Inspiration to Start

This clip of Damon Albarn showing where the foundation of an early Gorillaz song came from is remarkable. Not only is the beat there and the basic structure of the song, but the signature fill is just another button.

It’s a simple thing that sparked his creativity. The rest of the song grew from there, and wasn’t anything that the creators of the keyboard could have imagined.

Other musicians have done the same thing, finding the mood or rhythm of one song to build their own on it.

New Year’s Day by U2 started with Adam Clayton trying to figure out the bassline from Fade to Grey by Visage. In the Broken Record interview with Rick Rubin, John Frusciante tells how the Red Hot Chili Pepper’s Under The Bridge drew ideas from Hendrix’s Castles Made of Sand and T.Rex’s Rip Off. His guitar arrangement in Californication drew from an early Cure song. Radiohead’s Reckoner started as Thom Yorke parodying Frusciante’s approach to playing guitar. Warpaint’s Undertow started as a rough cover of Nirvana’s Polly. And Nirvana’s biggest song started with Kurt Cobain parodying More Than A Feeling.

That was the starting point. Then it went somewhere else.

It was an idea that sparked another idea. A mood. A concept. A quick thought that connected with another… what if it went like this instead?

It works in writing too.

In her second novel, Under the Bloodwood Tree, Julienne van Loon deals with the idea of assisted suicide. She references chapters from Tolstoy in narrating the character’s last days. She also draws on Camus in order to frame one character’s interactions to the Australian desert. By drawing on these concepts and reframing it in her own story, she brings the philosophical weight of the older work to a new perspective.
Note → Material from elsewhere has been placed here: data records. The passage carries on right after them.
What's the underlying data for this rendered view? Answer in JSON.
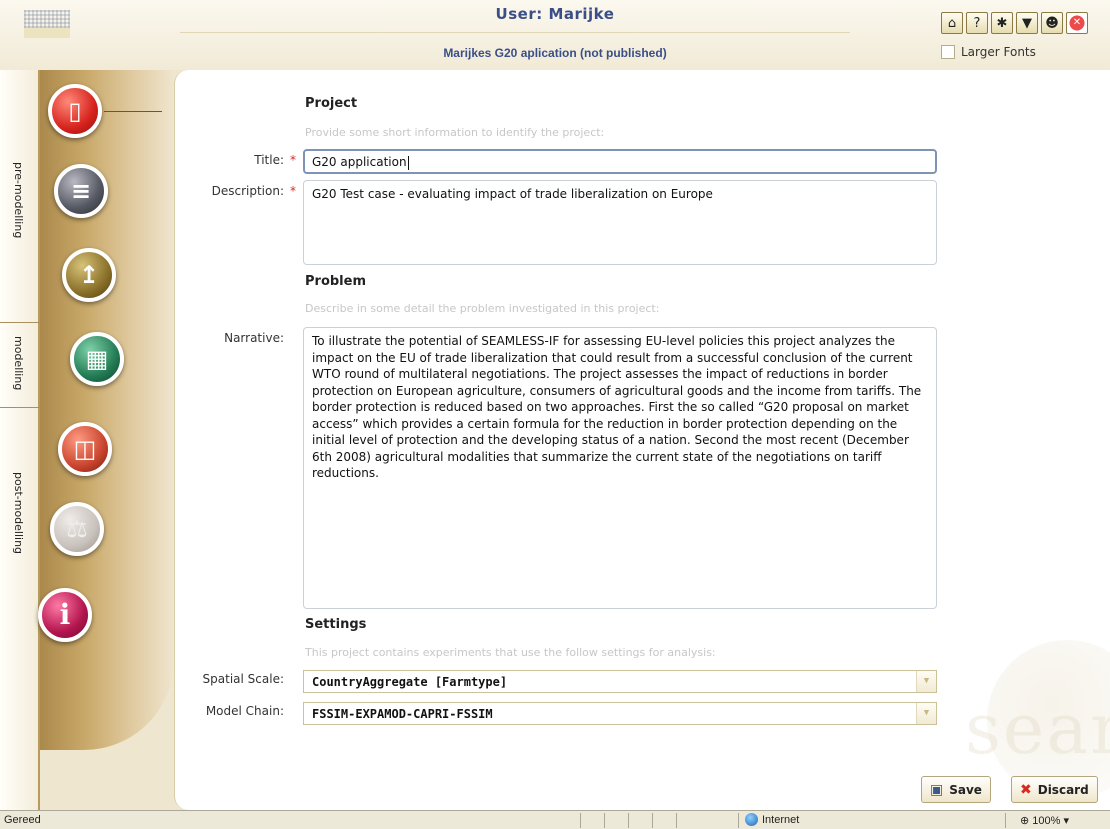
{
  "header": {
    "user_title": "User: Marijke",
    "project_subtitle": "Marijkes G20 aplication (not published)",
    "larger_fonts_label": "Larger Fonts",
    "icons": [
      "home-icon",
      "help-icon",
      "bug-icon",
      "tools-icon",
      "users-icon",
      "close-icon"
    ]
  },
  "sidebar": {
    "sections": [
      {
        "label": "pre-modelling"
      },
      {
        "label": "modelling"
      },
      {
        "label": "post-modelling"
      }
    ],
    "items": [
      "project-icon",
      "books-icon",
      "thermometer-icon",
      "calculator-icon",
      "chart-icon",
      "scale-icon",
      "info-icon"
    ]
  },
  "form": {
    "project": {
      "heading": "Project",
      "hint": "Provide some short information to identify the project:",
      "title_label": "Title:",
      "title_value": "G20 application",
      "description_label": "Description:",
      "description_value": "G20 Test case - evaluating impact of trade liberalization on Europe",
      "required_marker": "*"
    },
    "problem": {
      "heading": "Problem",
      "hint": "Describe in some detail the problem investigated in this project:",
      "narrative_label": "Narrative:",
      "narrative_value": "To illustrate the potential of SEAMLESS-IF for assessing EU-level policies this project analyzes the impact on the EU of trade liberalization that could result from a successful conclusion of the current WTO round of multilateral negotiations. The project assesses the impact of reductions in border protection on European agriculture, consumers of agricultural goods and the income from tariffs. The border protection is reduced based on two approaches. First the so called “G20 proposal on market access” which provides a certain formula for the reduction in border protection depending on the initial level of protection and the developing status of a nation. Second the most recent (December 6th 2008) agricultural modalities that summarize the current state of the negotiations on tariff reductions."
    },
    "settings": {
      "heading": "Settings",
      "hint": "This project contains experiments that use the follow settings for analysis:",
      "spatial_scale_label": "Spatial Scale:",
      "spatial_scale_value": "CountryAggregate [Farmtype]",
      "model_chain_label": "Model Chain:",
      "model_chain_value": "FSSIM-EXPAMOD-CAPRI-FSSIM"
    }
  },
  "actions": {
    "save_label": "Save",
    "discard_label": "Discard"
  },
  "watermark": "seamless",
  "statusbar": {
    "status": "Gereed",
    "zone": "Internet",
    "zoom": "100%"
  }
}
In Michael Ondaatje’s recent poetry collection, he notes that he draws lines from other poets. They add colour to his own work, contrasting and complimenting the image.

Inspiration is all around us. And sometimes you have to lean on something to get started.

You need to bury a stake in the ground somewhere to launch your idea. It’s making sure you leave that point for your own creative expression that makes the new work an original.